El origen lagunero de los barcos romeros, que son tan populares en nuestras romerías. Barcos que iniciaron su singladura con motivo de las celebraciones en honor de Ntra. Sra. de Los Remedios, en la ciudad de La Laguna.
Las fiestas de Ntra. Sra. de Los Remedios en 1699 presentaron como novedad un castillo – situado en la esquina de la calle de la Carrera – y dos navíos movibles en carretas. El espectáculo gustó tanto que al día siguiente los barcos acompañaron a la procesión.

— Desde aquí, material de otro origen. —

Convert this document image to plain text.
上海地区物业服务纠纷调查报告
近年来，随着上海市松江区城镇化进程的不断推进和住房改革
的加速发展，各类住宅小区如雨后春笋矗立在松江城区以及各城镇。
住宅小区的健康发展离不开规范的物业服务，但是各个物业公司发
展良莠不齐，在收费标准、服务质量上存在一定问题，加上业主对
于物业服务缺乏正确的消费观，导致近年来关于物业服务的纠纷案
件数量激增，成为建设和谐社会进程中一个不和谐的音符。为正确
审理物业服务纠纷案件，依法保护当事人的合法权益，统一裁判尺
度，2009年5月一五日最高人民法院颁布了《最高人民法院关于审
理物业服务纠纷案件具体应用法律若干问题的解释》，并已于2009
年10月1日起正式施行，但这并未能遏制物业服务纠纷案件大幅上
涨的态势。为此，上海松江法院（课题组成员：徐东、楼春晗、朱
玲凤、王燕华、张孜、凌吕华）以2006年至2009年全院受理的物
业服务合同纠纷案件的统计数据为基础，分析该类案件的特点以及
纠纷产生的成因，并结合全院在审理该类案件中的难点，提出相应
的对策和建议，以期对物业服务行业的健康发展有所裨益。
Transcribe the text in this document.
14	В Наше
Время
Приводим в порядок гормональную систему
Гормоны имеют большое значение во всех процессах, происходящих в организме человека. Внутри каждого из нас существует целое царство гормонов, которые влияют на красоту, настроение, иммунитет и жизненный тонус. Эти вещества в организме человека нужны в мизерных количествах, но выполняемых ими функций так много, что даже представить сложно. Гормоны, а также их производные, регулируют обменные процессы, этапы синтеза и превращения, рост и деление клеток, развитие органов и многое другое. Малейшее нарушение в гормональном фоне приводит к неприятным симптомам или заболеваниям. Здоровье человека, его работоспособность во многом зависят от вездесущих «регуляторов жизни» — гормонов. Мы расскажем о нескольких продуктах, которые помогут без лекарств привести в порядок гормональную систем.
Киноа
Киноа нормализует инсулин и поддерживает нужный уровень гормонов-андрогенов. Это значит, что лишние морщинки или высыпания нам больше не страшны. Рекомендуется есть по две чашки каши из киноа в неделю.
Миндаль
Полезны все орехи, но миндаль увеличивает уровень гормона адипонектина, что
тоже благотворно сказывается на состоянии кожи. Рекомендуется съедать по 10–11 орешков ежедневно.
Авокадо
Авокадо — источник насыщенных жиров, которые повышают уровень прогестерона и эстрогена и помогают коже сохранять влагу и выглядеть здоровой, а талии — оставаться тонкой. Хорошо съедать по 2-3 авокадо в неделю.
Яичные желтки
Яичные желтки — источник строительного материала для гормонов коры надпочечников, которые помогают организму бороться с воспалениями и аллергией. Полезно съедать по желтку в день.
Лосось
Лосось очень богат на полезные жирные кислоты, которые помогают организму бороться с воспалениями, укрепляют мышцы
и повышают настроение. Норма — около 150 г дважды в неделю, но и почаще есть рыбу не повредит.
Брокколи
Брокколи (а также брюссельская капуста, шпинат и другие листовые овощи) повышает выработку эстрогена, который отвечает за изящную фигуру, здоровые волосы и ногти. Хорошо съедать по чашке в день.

A partir de entonces, cuenta el insigne investigador y presbítero Rodríguez Moure, el espectáculo se convirtió en número obligado en las fiestas de Valle Tabares, Las Mercedes, Valle Jiménez, San Benito, Geneto y Tegueste.
Sobre la "cama” de la carreta, privada de estacas, se montaba el barco, de cuyo casco enrejado nacían la arboladura, vergas, jarcias, velas, gallardetes y bandoleras. De la carreta y de los mozos que la “tripulaban” tiraba una pareja de bueyes guiada por el correspondiente “gañán”, acompañado de dos labradores.
La noche de las vísperas, los barcos eran conducidos a la plaza de las fiestas precedidos de una librea o especie de compañía militar cómica que, iluminada con hachones de tea, iba lanzando “rejijides”. Contribuían a aumentar la algarabía los tiros de escopeta disparados por los “tripulantes” del barco y soldados de librea. El espectáculo finalizaba con algunas escaramuzas montadas por los participantes.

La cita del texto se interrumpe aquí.